Белый вознес над головой меч, который не выпускал из рук в «буйстве».
Удар меча перехватил изумрудной сталью своей сабли Стрелок.
– Господин! – крикнул в лицо Белому Пятый.
– Убью! – зарычал Белый.
Пятый пихнул Белого, смело повернулся к нему спиной, заслоняя своим телом сжавшегося Корня.
– Как смеешь ты что-то предъявить? Попутал? Знай свое место, червь! Пшел! Чтоб ноги твоей! Пока не вызову!
И пнул мускулистого акробата. Корень убежал.
Стрелок повернулся к Белому, что терпел, но боль все одно кривила его лицо. Пятый понял, что как только Серый начинает волноваться – его накрывает. Да и Синька неспроста пришла. Еще и очередной приступ наложился. М-да, Серому досталось.
– Как ты? – тихо спросил он.
– Заикали, суки! – прохрипел Белый.
– Режим Старика? Я вижу – помогло… – Смеялись только уголки глаз Стрелка.
– Бруска, браток, объясни ей! Прошу! – хрипит Серый, не размыкая губ, со стиснутыми зубами.
– Не вопрос, Серый, не вопрос, – кивнул Стрелок, бросая саблю в ножны.

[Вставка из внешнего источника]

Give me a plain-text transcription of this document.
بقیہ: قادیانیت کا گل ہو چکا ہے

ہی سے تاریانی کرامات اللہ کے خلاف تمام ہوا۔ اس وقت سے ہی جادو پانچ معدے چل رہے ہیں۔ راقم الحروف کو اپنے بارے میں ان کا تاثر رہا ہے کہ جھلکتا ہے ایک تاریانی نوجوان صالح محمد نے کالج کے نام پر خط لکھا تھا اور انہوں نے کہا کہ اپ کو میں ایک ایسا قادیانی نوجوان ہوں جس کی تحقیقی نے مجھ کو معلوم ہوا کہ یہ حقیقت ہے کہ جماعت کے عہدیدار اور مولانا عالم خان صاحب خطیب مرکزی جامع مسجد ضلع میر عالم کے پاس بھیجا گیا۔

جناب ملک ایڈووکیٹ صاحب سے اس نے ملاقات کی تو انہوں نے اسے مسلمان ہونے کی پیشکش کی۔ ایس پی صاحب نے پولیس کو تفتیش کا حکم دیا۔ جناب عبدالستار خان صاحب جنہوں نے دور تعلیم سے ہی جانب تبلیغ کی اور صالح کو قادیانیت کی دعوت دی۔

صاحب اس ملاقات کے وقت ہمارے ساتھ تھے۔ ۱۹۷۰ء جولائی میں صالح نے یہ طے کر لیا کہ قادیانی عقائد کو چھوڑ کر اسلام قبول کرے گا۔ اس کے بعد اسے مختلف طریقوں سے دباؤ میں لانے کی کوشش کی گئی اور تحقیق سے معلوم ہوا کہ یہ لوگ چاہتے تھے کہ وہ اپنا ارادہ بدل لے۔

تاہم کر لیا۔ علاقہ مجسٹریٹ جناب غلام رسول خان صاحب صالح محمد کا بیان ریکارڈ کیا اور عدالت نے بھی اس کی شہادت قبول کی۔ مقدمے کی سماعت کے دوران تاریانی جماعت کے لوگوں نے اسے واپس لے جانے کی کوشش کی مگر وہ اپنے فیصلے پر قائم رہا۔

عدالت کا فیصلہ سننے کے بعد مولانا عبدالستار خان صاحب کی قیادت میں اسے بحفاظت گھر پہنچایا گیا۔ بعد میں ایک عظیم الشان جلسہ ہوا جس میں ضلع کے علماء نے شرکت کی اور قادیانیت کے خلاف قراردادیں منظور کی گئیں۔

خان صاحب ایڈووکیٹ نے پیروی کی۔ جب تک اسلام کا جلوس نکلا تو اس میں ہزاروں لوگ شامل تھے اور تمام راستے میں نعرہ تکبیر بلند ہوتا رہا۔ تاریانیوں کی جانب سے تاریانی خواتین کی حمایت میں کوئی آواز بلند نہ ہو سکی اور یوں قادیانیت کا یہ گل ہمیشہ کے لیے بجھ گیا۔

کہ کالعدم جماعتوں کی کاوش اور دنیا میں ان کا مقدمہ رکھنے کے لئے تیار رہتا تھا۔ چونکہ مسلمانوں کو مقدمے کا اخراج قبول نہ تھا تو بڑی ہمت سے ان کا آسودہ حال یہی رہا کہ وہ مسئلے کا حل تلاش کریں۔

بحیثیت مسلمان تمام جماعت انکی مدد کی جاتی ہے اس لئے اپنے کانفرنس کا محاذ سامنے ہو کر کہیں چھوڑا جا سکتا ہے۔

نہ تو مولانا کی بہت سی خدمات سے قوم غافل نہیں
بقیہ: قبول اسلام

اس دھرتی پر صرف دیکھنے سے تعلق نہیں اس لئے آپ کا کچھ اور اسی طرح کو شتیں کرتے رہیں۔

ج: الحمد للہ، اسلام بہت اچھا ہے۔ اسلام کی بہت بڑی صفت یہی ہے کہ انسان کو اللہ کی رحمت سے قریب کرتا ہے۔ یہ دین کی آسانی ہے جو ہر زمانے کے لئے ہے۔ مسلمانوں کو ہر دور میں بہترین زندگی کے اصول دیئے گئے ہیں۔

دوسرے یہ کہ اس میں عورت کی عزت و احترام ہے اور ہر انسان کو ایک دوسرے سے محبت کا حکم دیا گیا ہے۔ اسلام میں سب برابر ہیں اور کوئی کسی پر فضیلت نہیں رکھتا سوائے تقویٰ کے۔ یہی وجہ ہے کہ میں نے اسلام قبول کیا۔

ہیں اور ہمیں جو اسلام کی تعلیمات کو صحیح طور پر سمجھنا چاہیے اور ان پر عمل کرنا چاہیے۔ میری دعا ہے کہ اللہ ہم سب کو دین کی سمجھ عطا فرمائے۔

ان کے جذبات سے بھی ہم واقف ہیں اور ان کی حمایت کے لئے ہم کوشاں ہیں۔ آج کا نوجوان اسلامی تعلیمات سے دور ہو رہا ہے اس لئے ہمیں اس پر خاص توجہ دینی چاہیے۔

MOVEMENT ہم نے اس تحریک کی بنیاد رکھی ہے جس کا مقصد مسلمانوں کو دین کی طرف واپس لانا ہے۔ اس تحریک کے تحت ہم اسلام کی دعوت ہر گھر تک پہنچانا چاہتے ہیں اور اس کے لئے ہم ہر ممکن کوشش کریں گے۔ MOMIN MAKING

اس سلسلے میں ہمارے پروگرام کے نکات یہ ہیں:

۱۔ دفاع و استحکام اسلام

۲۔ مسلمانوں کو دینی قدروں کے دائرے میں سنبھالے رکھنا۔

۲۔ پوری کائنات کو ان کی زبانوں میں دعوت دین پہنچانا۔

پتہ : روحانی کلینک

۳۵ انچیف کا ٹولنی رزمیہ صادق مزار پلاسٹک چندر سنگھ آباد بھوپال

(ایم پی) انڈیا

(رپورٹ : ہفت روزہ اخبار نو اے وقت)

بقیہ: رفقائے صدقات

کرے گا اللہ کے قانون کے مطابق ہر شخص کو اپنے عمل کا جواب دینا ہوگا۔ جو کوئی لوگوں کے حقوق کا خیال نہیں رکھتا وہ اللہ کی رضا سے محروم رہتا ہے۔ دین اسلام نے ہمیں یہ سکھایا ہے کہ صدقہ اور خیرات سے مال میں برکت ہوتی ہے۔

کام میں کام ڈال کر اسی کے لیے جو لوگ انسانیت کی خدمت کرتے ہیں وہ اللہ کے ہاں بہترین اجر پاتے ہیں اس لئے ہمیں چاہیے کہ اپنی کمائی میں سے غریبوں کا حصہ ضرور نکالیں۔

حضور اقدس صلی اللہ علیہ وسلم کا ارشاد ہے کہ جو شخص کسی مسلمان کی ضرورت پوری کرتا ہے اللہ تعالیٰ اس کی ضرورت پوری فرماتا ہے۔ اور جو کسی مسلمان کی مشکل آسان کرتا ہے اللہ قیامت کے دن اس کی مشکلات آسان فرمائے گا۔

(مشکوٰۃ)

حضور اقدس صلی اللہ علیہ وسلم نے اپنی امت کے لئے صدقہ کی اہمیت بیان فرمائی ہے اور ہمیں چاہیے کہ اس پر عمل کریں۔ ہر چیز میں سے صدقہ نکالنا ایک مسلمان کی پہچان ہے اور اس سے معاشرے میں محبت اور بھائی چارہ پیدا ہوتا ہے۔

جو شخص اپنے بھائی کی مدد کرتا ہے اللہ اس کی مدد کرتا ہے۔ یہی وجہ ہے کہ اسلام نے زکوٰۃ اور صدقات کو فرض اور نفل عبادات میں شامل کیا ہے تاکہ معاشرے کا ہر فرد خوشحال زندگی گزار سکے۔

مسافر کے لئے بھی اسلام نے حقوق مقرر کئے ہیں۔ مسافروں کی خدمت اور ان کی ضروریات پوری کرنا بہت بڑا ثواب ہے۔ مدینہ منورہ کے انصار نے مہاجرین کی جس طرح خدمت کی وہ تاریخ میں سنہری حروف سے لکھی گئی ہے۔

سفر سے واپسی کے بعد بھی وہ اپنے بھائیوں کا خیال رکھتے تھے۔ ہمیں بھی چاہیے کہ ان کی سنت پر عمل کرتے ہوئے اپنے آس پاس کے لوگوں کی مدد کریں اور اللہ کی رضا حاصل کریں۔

* * *Как только обгорелые башни брошенного, разоренного города скрылись из виду, Белохвост послал мальчишку-вестового собрать смотрящих на Совет.
И вот они собрались. Их инструктирует Стрелок чуть поодаль. Белый делает вид, что не слышит его напутствий:
– Говорить кратко и по делу. Молчать, пока не спросят. Говорить строго, по одному. Прежде чем обозначить свое затруднение и поставить вопрос перед властителем, иметь как минимум три пути решения этой трудности. Свое несогласие выражать твердо, но – обоснованно. Если не смогли обосновать – молчать, пока не придумаете, как разложить все грамотно и умно. К властителю обращаться строго «командир». Мы в боевом выходе. Я понятно объяснил? Тогда – пошли.
Синьки с ними не было. Она – не глава направления. Она – просто лекарь. От лекарей представлена Мать Жалея. Пятый все объяснил Синеглазке, но она «обижалась». Потому Белый ночевал один. Вечером он был удостоен ее посещения. Синеглазка, за закрытыми дверями, лечила командира, потом целовала. Страстно, зло, но – быстро. Скакала на командире, зажав ему рот рукой и закусив собственный кулак. И ушла сразу же после этого, полностью истощенная. Именно так все это увидели, проводив ее сочувственными взглядами. Этот зверь наорал на бедную девушку, а она всю себя ему отдала, довела себя до магического истощения. Изверг! И только ограниченный круг лиц знал, насколько на самом деле истощена маг Жизни. И магически, и физически, и… сексуально. Кто ж знал, что такая любовь, украдкой, как краденая, – такая жгучая, опустошающая?! И скорая. Синька забилась от сладких волн удовольствия буквально сразу же. И тут же – еще раз, когда Белый излился в нее. Уложились в сотню ударов сердца.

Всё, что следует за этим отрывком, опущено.